As someone older I can say that with no inhalants, no alcohol, and daily running I have no body aches.
In my late 20s and i've made way down your path, dropped all inhalants and brought running into my life. It feels like hell, but your comment shows me there's payoff at the end, thank you!
If it feels like hell, imho you’re doing something wrong.
Tell me you've never made significant lifestyle changes without telling me...

Edit: downvoting me is a coward move.

Why should I downvote you?

Not even sure I understand your comment.

In any case, I have made significant lifestyle changes. I just don’t believe in the “no pain, no gain” mindset. Push yourself, but not so hard that it feels like hell - this is my 2 cents’ worth.
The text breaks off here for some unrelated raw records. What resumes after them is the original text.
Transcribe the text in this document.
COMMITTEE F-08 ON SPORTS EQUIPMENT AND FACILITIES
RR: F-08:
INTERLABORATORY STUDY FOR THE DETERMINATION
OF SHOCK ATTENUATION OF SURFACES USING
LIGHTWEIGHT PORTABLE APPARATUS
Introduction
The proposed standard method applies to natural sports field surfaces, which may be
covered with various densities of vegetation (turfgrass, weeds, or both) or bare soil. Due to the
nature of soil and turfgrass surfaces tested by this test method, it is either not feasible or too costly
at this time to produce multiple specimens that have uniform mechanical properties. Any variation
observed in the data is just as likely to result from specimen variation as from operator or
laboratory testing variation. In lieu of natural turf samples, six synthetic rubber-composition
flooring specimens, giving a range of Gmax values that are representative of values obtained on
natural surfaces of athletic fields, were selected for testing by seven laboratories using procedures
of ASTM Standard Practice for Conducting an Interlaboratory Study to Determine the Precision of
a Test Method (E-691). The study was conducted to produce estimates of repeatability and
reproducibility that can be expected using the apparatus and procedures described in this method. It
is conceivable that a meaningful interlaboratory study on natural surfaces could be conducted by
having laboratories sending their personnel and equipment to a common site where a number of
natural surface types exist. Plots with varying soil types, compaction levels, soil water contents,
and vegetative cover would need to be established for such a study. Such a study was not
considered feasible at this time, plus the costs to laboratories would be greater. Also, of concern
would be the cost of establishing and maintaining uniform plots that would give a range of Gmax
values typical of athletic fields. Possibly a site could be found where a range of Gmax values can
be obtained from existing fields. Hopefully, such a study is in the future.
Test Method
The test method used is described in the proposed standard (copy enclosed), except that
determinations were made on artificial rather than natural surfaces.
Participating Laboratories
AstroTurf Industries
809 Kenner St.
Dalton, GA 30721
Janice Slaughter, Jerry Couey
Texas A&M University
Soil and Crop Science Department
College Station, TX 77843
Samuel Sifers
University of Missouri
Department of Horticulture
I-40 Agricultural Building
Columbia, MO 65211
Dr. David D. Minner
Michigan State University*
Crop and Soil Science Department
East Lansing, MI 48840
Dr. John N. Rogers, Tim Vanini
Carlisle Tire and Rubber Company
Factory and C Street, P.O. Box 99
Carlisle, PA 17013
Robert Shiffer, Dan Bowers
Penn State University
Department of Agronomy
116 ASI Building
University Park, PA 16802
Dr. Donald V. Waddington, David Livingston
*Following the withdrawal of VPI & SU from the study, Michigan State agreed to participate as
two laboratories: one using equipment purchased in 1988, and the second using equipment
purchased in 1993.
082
I forget about news for health. Focus on the basics.

1. Eat clean. Keep carbs low.

2. Eat within a small window every day (12-2pm).

3. Exercise five days a week (daily running 5k).

4. Strength training on weekends.

That's it.

An interesting question is, if there is a book/article that references studies, does that mean it’s correct? E.g I’m reading Benjamin Bikman’s Why we Get Sick (how insulin resistance is at the root of many problems, and how a low carb high fat diet can prevent it). Lots of scientific articles referenced. Makes it more believable but obviously we can’t judge the correctness of those articles themselves.
Podcasts; especially Andrew Huberman, Peter Atria & ZDoggMD.
I'm a huge fan of Peter Attia's the Drive podcast which I learned about on HN. Scan the archive for a topic of interest, they are almost all good.

He's an MD, former surgeon, with a background in math and an appropriately skeptical point of view when in comes to health news. He isn't one, but he would be a very good scientist as he understands very well the methods of science.